Synthesis and evaluation of some new 2-(5-(4-benzamidobenzylidene)-2,4-dioxothiazolidin-3-yl)acetic acid analogs as aldose reductase inhibitors

Abstract

Objective: Aldose reductase (ALR) enzyme plays a significant role in conversion of excess amount of glucose into sorbitol in diabetic condition, inhibitors of which decrease the secondary complication of diabetes mellitus. Scarce treatment of diabetic complications has motivated our interest for the search of new aldose reductase inhibitors (ARIs) endowed with more favorable biological properties. Methods: Newer (4-(benzamidobenzylidene)-2,4-dioxothiazolidin-3-yl) acetic acid derivatives were synthesized, and these compound were evaluated for their ARI and antidiabetic activity.

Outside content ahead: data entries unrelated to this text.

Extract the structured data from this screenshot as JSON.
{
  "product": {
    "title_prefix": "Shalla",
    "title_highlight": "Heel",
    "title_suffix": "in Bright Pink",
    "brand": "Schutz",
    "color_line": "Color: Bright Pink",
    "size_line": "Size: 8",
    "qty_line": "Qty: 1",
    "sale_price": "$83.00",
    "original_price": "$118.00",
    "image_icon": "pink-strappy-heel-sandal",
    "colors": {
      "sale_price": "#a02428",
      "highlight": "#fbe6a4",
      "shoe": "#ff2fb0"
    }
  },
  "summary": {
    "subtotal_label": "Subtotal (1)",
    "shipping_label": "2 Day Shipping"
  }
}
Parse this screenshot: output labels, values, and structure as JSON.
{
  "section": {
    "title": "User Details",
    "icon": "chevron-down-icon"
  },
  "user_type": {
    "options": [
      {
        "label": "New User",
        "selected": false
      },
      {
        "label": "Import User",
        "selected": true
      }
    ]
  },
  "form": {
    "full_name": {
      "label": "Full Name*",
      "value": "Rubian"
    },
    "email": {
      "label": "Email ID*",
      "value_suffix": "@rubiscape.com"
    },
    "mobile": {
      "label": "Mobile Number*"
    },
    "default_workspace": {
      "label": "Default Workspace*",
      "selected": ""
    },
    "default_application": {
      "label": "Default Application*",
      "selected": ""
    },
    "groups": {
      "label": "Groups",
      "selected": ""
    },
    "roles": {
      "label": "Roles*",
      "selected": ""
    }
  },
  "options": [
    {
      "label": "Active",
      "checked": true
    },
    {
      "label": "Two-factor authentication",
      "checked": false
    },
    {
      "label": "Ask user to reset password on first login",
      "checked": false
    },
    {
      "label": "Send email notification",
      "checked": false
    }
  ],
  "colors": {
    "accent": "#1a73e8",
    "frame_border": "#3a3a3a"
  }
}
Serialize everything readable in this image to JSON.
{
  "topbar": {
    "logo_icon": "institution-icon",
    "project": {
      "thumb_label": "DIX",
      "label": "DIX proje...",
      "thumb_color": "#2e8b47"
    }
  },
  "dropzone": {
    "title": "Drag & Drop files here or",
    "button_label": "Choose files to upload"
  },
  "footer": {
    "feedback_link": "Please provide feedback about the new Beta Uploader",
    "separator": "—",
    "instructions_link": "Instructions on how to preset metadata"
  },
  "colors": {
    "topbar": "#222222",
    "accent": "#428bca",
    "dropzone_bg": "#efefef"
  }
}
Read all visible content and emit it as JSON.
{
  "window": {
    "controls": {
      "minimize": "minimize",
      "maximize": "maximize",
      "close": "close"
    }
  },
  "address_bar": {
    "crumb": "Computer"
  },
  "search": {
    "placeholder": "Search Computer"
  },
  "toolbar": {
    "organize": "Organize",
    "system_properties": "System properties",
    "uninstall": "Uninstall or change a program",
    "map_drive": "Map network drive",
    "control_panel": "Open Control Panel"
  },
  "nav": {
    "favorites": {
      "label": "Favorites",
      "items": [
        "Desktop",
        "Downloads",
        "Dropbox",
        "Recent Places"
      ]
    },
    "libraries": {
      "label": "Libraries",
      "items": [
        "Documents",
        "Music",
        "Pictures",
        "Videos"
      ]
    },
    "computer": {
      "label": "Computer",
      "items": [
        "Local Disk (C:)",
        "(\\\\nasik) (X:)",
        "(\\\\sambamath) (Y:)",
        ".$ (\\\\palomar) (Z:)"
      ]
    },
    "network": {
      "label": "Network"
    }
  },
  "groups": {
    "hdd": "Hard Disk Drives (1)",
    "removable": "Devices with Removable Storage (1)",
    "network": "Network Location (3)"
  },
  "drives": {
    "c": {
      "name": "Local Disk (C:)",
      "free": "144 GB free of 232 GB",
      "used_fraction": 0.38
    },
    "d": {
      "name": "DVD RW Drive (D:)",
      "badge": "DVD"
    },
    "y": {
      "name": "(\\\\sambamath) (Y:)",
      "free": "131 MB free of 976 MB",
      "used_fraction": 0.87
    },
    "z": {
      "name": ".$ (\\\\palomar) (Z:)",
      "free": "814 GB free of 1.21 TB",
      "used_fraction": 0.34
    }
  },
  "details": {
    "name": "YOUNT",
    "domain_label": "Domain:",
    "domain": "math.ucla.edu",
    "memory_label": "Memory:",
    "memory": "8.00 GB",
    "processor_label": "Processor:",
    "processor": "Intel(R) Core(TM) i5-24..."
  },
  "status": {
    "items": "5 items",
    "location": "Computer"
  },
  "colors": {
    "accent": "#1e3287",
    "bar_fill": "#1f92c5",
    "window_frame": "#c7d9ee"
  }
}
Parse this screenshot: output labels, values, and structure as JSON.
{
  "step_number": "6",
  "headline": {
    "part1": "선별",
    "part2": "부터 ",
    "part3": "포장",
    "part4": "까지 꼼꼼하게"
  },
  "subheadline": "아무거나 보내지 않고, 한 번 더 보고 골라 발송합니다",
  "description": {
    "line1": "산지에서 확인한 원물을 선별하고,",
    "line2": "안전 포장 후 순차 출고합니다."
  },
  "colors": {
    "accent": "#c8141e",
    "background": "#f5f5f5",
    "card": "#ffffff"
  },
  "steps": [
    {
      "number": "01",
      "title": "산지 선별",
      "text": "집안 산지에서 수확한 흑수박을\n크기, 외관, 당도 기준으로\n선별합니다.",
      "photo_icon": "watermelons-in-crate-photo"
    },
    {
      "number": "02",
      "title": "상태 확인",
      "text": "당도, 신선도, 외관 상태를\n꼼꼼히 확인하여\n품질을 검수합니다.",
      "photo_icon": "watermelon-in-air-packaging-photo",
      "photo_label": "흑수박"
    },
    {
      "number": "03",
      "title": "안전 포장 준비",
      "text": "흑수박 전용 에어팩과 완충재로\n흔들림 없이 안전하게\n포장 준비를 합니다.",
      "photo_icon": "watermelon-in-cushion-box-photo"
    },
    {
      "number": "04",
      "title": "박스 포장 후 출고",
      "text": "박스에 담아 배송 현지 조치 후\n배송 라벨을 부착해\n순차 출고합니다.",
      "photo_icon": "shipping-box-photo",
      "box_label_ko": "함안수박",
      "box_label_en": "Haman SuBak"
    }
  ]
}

Results: ARI activity of synthesized compounds was found in the range of 57.8-71.9% at 5µg/mL. Similarly, synthesized compounds decrease blood glucose level in the range of 64.4-70.5 mg/dl at 15 mg/kg body weight. Conclusion: (E)-2-(5-(4-(substituted benzamido)benzylidene)-2,4-dioxothiazolidin-3-yl)acetic acid analogs shows comparable ARI as well as antidiabetic activity. These new class of compounds might be address the diabetic complications with safety.